Kelvinside House, photographed in 1870 by Thomas Annan. Sir Henry Campbell-Bannerman was born there in 1836.
Kelvinside was originally part of the Ruchill estate, which was acquired in the 17th century by the Peadie family which produced two of Glasgow's Lord Provosts, James (d 1717) and his son James Jnr (1684-1728). It was sold in 1749 to the merchant Allan Dreghorn and he detached part of the estate, which was known as Bankhead. The tobacco merchant Thomas Dunmore acquired Bankhead and renamed in Kelvinside. He built the mansion and laid out extensive wooded gardens there.
The estate was acquired in 1785 by Dr Thomas Lithan of the East India Company. Following his death in 1807 his widow married Archibald Cuthill (1763-1853). He became a member the Faculty of Procurators in 1789 and established the law firm Cuthill & Monteath, which became Graham, Cuthill & Monteath in 1821.

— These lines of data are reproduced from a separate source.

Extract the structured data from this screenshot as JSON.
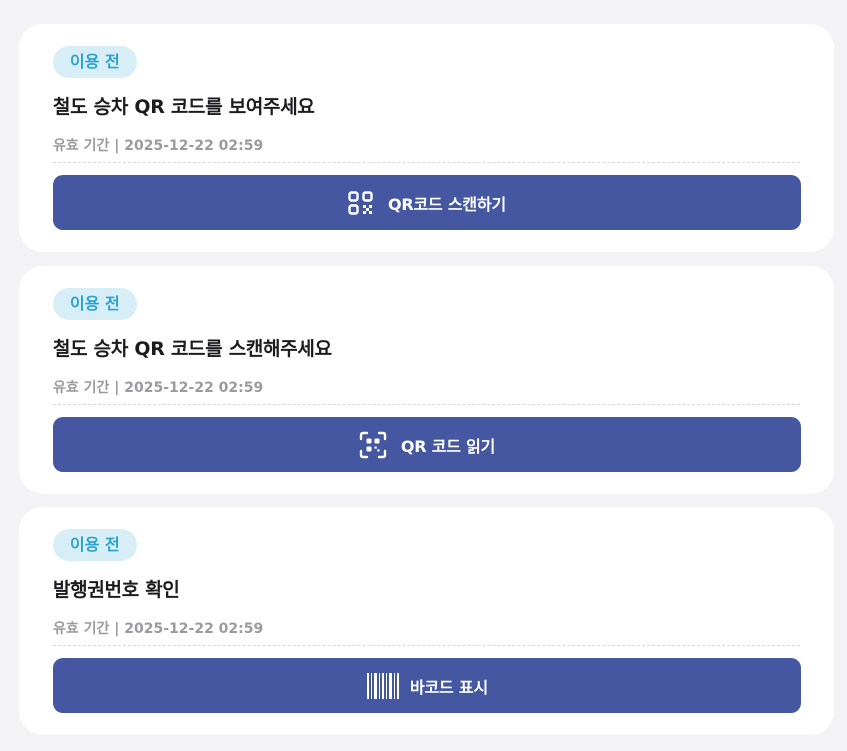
{
  "cards": [
    {
      "badge": "이용 전",
      "title": "철도 승차 QR 코드를 보여주세요",
      "validity": "유효 기간 | 2025-12-22 02:59",
      "button_label": "QR코드 스캔하기",
      "button_icon": "qr-code-icon"
    },
    {
      "badge": "이용 전",
      "title": "철도 승차 QR 코드를 스캔해주세요",
      "validity": "유효 기간 | 2025-12-22 02:59",
      "button_label": "QR 코드 읽기",
      "button_icon": "qr-scan-icon"
    },
    {
      "badge": "이용 전",
      "title": "발행권번호 확인",
      "validity": "유효 기간 | 2025-12-22 02:59",
      "button_label": "바코드 표시",
      "button_icon": "barcode-icon"
    }
  ],
  "colors": {
    "background": "#f3f3f5",
    "card": "#ffffff",
    "badge_bg": "#d7eef7",
    "badge_text": "#2aa3cf",
    "button": "#4457a0",
    "muted_text": "#9a9aa0"
  }
}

In 1839 Kelvinside was sold to Matthew Montgomerie (1783-1868) and John Park Fleming (d 1869) of the law firm Montgomerie & Fleming, who formed the Kelvinside Estate Co to develop the estate. Work began on laying out the estate for crescents and terraces of tenements. Kelvinside House, which stood above the Garrioch Mills on the north bank of the Kelvin where Botanic Crescent was formed, was demolished.